Por esa vía llegamos al régimen colombiano de entrada de los niños al colegio, entre las 6 y las 7 de la mañana. Y entre más grande la ciudad, peor les va a los niños: hay que ver a los pollitos bogotanos tiritando de frío recién bañados, esperando la ruta escolar desde las 5 de la mañana, o antes. Llueva, truene o relampaguee. Para que esas criaturas hayan dormido lo suficiente para su edad, deberían estar en la cama a las 7 de la noche. Pero los he visto a las 10 de la noche cabeceando mientras terminan de hacer, en muchos casos, las insólitas tareas que requieren la ayuda de la persona adulta a cargo cuando esta llega del trabajo, las 8 de la noche (con suerte).

Este régimen no se compadece con las necesidades de descanso de los niños, ni con sus horas de ocio, indispensables en todos los seres humanos. Madrugar al colegio y trasnocharse haciendo tareas es forzar a los niños a vivir estresados, aumenta los niveles de intolerancia, de agresividad, de frustración.

Por todo esto, resulta comprensible y sensata la decisión tomada por el alcalde de Soledad, en el Atlántico, de adelantar un piloto pedagógico en la primaria de tres colegios de su municipio, en los que el inicio de las clases será a las 9 de la mañana y los profesores no les dejarán a los alumnos tareas para la casa.

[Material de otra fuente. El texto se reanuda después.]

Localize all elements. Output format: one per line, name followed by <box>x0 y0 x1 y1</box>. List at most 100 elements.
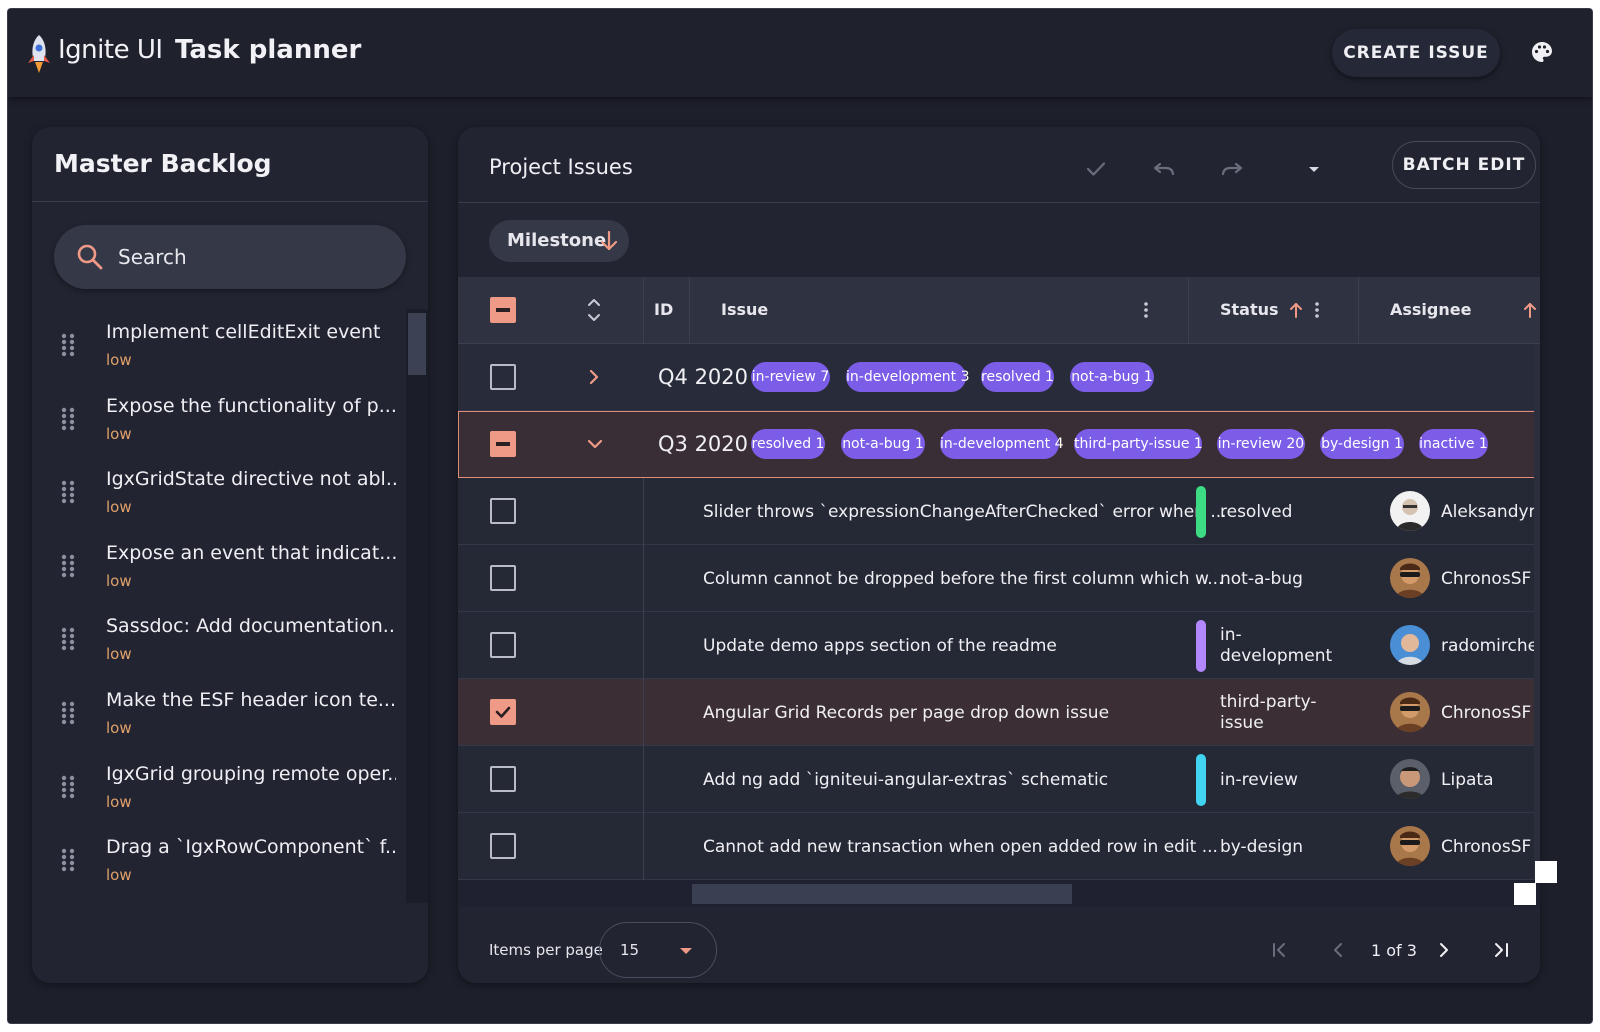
check-icon[interactable] <box>1084 157 1108 181</box>
column-header-assignee[interactable]: Assignee <box>1390 300 1472 319</box>
backlog-item[interactable]: Implement cellEditExit event low <box>32 309 406 383</box>
backlog-item-title: IgxGridState directive not abl... <box>106 468 396 490</box>
issue-cell[interactable]: Column cannot be dropped before the firs… <box>703 569 1224 589</box>
create-issue-button[interactable]: CREATE ISSUE <box>1332 29 1500 77</box>
drag-handle-icon[interactable] <box>60 333 76 357</box>
drag-handle-icon[interactable] <box>60 848 76 872</box>
group-row[interactable]: Q4 2020 in-review 7 in-development 3 res… <box>458 344 1540 411</box>
issue-cell[interactable]: Angular Grid Records per page drop down … <box>703 703 1110 723</box>
issue-cell[interactable]: Update demo apps section of the readme <box>703 636 1057 656</box>
assignee-cell[interactable]: Lipata <box>1441 770 1494 790</box>
grid-vertical-scrollbar[interactable] <box>1534 344 1540 880</box>
table-row[interactable]: Update demo apps section of the readme i… <box>458 612 1540 679</box>
status-count-badge: resolved 1 <box>981 362 1054 392</box>
status-count-badge: inactive 1 <box>1419 429 1488 459</box>
column-divider <box>643 679 644 746</box>
row-checkbox[interactable] <box>490 766 516 792</box>
group-checkbox[interactable] <box>490 431 516 457</box>
drag-handle-icon[interactable] <box>60 775 76 799</box>
table-row[interactable]: Column cannot be dropped before the firs… <box>458 545 1540 612</box>
row-checkbox[interactable] <box>490 498 516 524</box>
caret-down-icon[interactable] <box>1302 157 1326 181</box>
grid-horizontal-scrollbar-thumb[interactable] <box>692 884 1072 904</box>
row-checkbox[interactable] <box>490 833 516 859</box>
backlog-item-title: IgxGrid grouping remote oper... <box>106 763 396 785</box>
status-cell[interactable]: by-design <box>1220 837 1304 857</box>
status-cell[interactable]: not-a-bug <box>1220 569 1303 589</box>
undo-icon[interactable] <box>1152 157 1176 181</box>
backlog-scrollbar-thumb[interactable] <box>408 313 426 375</box>
issue-cell[interactable]: Slider throws `expressionChangeAfterChec… <box>703 502 1227 522</box>
status-count-badge: in-development 3 <box>846 362 970 392</box>
drag-handle-icon[interactable] <box>60 627 76 651</box>
expand-collapse-all-icon[interactable] <box>584 296 604 324</box>
table-row[interactable]: Add ng add `igniteui-angular-extras` sch… <box>458 746 1540 813</box>
chevron-right-icon[interactable] <box>584 366 604 388</box>
items-per-page-select[interactable]: 15 <box>599 922 717 978</box>
corner-artifact <box>1514 883 1536 905</box>
status-indicator <box>1196 620 1206 672</box>
drag-handle-icon[interactable] <box>60 701 76 725</box>
select-all-checkbox[interactable] <box>490 297 516 323</box>
backlog-item[interactable]: IgxGridState directive not abl... low <box>32 456 406 530</box>
avatar <box>1390 759 1430 799</box>
drag-handle-icon[interactable] <box>60 407 76 431</box>
status-cell[interactable]: in- development <box>1220 625 1332 667</box>
assignee-cell[interactable]: radomirchev <box>1441 636 1540 656</box>
search-box[interactable] <box>54 225 406 289</box>
drag-handle-icon[interactable] <box>60 480 76 504</box>
sort-descending-icon[interactable] <box>599 230 619 252</box>
last-page-icon[interactable] <box>1490 939 1512 961</box>
next-page-icon[interactable] <box>1433 939 1455 961</box>
issue-cell[interactable]: Add ng add `igniteui-angular-extras` sch… <box>703 770 1109 790</box>
column-header-status[interactable]: Status <box>1220 300 1279 319</box>
backlog-item[interactable]: Make the ESF header icon te... low <box>32 677 406 751</box>
items-per-page-value: 15 <box>620 941 640 959</box>
issue-cell[interactable]: Cannot add new transaction when open add… <box>703 837 1218 857</box>
drag-handle-icon[interactable] <box>60 554 76 578</box>
column-header-id[interactable]: ID <box>654 300 674 319</box>
table-row[interactable]: Cannot add new transaction when open add… <box>458 813 1540 880</box>
column-header-issue[interactable]: Issue <box>721 300 769 319</box>
backlog-item-priority: low <box>106 719 132 737</box>
status-cell[interactable]: resolved <box>1220 502 1293 522</box>
sort-ascending-icon[interactable] <box>1288 299 1304 321</box>
batch-edit-button[interactable]: BATCH EDIT <box>1392 141 1536 189</box>
backlog-item-title: Expose an event that indicat... <box>106 542 396 564</box>
grid-horizontal-scrollbar[interactable] <box>458 880 1540 907</box>
column-menu-icon[interactable] <box>1313 299 1321 321</box>
chevron-down-icon[interactable] <box>584 433 606 455</box>
group-checkbox[interactable] <box>490 364 516 390</box>
assignee-cell[interactable]: ChronosSF <box>1441 703 1532 723</box>
backlog-item-priority: low <box>106 572 132 590</box>
backlog-item[interactable]: Sassdoc: Add documentation... low <box>32 603 406 677</box>
assignee-cell[interactable]: ChronosSF <box>1441 569 1532 589</box>
search-input[interactable] <box>118 225 388 289</box>
redo-icon[interactable] <box>1220 157 1244 181</box>
column-menu-icon[interactable] <box>1142 299 1150 321</box>
backlog-item[interactable]: Drag a `IgxRowComponent` f... low <box>32 824 406 898</box>
table-row[interactable]: Angular Grid Records per page drop down … <box>458 679 1540 746</box>
assignee-cell[interactable]: ChronosSF <box>1441 837 1532 857</box>
assignee-cell[interactable]: Aleksandyr <box>1441 502 1536 522</box>
row-checkbox[interactable] <box>490 632 516 658</box>
status-cell[interactable]: third-party- issue <box>1220 692 1317 734</box>
column-divider <box>643 612 644 679</box>
backlog-item[interactable]: Expose an event that indicat... low <box>32 530 406 604</box>
table-row[interactable]: Slider throws `expressionChangeAfterChec… <box>458 478 1540 545</box>
first-page-icon[interactable] <box>1269 939 1291 961</box>
status-cell[interactable]: in-review <box>1220 770 1298 790</box>
row-checkbox[interactable] <box>490 565 516 591</box>
row-checkbox[interactable] <box>490 699 516 725</box>
previous-page-icon[interactable] <box>1327 939 1349 961</box>
backlog-item[interactable]: Expose the functionality of p... low <box>32 383 406 457</box>
backlog-item-title: Implement cellEditExit event <box>106 321 381 343</box>
backlog-item-priority: low <box>106 793 132 811</box>
palette-icon[interactable] <box>1530 40 1554 64</box>
group-row[interactable]: Q3 2020 resolved 1 not-a-bug 1 in-develo… <box>458 411 1540 478</box>
backlog-scrollbar[interactable] <box>406 309 428 903</box>
sort-ascending-icon[interactable] <box>1524 299 1536 321</box>
group-by-chip[interactable]: Milestone <box>489 220 629 262</box>
status-count-badge: not-a-bug 1 <box>1070 362 1154 392</box>
backlog-item[interactable]: IgxGrid grouping remote oper... low <box>32 751 406 825</box>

Una medida así recibe fuerte oposición en este país histérico, donde hay gente que piensa que todo alivio de presión académica en los niños es “fomentar la vagancia”, como si para ser mejores personas tuviéramos que cumplir el requisito de aprender a trabajar a los trancazos, angustiados. Yo aplaudo poner en marcha todo mecanismo que haga a los niños más felices, más tranquilos, con mejor descanso, con más tiempo libre para pensar en los juegos que en las tareas, y espero que, ojalá, el piloto en Soledad permitiera repensar una mejor ruta educativa para los niños, a quienes por mucho madrugar la vida no les amanece mejor, ni más temprano.